César no existe. No le encontrareis en ningún lugar de la Tierra. En ninguna lápida, en ningún censo municipal ni en ningún libro de Historia.
César sólo existe en mi mente, existe levemente. Cuando nació era poderoso e imparable, tanto como carismático e inteligente. Conquistó mi alma y mi cuerpo, lo invadió todo. Por eso lo llamé César, debía tener nombre de emperador.
Lo cierto es que César existe parcialmente en un hombre: mi Calíope, mi fuente de inspiración, del que extraje la vida y las palabras de César; con el que iniciaba conversaciones que acababa con César. Y como mi Calíope era escurridizo y ambiguo, yo interrogaba a César después y él me respondía según mi estado de ánimo u optimismo.
Cada vez ambos se desligaban más, el personaje y la persona, a César lo envolvía de besos allí en mi mente y él se atrevía a ser claro y sincero cuando hipotéticamente me quería, y paseábamos por mundos imaginarios aunque viables.... hasta que ambos tropezábamos con mi Calíope, y la distancia se hacía abismal, y reescribía las palabras de César, y lo recargaba de su poder abrasador si le había dado tiempo de flaquear. Llegaba en el momento exacto para garantizar su representación mental (no sé si voluntariamente, pero parecía saberse mi muso).
Y César enmudecía por el recuerdo aplastante de su original, hasta que yo necesitaba de nuevo volver a fantasear y me reencontraba con César en mi habitación (en un puente dos calles más abajo, en mi mente).
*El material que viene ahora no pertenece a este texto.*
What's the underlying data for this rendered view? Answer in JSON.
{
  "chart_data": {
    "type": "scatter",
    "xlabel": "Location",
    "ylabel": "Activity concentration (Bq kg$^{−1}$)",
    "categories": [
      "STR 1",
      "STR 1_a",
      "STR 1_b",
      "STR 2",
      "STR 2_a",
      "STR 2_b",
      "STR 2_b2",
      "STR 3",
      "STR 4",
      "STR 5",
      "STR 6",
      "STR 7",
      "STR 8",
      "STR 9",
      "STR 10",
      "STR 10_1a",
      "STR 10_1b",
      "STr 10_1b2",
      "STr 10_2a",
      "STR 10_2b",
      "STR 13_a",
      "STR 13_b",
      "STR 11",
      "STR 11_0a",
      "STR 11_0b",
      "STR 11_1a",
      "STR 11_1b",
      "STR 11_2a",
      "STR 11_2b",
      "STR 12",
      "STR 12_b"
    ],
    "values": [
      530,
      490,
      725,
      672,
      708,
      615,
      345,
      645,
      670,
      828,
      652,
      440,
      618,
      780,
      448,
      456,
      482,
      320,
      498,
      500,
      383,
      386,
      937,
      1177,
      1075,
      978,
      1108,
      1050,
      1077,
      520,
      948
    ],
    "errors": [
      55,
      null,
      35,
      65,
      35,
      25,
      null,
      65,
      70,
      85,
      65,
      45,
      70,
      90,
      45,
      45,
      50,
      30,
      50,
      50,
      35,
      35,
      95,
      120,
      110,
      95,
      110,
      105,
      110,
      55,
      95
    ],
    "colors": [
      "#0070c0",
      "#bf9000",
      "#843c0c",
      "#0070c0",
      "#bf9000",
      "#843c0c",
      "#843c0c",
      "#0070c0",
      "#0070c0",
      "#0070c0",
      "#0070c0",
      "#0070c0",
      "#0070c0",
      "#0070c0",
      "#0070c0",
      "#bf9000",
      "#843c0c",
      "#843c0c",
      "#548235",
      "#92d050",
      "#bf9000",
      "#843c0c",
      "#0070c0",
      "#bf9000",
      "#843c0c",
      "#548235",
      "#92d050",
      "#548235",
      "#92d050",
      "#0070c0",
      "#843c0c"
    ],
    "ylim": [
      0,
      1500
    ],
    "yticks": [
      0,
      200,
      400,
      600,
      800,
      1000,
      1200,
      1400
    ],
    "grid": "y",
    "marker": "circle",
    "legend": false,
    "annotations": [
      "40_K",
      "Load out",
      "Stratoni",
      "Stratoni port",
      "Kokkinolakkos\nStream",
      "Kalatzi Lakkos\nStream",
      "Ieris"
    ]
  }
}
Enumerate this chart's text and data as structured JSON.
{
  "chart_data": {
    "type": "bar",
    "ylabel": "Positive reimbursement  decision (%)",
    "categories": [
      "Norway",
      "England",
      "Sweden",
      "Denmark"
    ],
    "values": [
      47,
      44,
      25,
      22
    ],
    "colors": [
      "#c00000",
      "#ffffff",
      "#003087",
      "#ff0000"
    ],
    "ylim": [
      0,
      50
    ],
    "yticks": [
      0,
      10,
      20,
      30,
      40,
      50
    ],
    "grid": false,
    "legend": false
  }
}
Pero los caminos de César y Calíope se bifurcaron cuando no quedó lugar a la imaginación, cuando necesité algo de verdad y Calíope respondió lo suficiente como para que César perdiera su razón de ser, perdiera solidez su cuerpo y voz su boca.
El abismo con Calíope quedó insalvable por fin, incluso para la fantasía y el deseo, que quedaron de esta orilla, con mi alma y mi cuerpo. Y los pedazos de César, ingrávidos, los recogí en estas páginas. Convertidos en palabras, algo sólidos. Al menos con la posibilidad de ser representación en la mente de otros, o ceniza.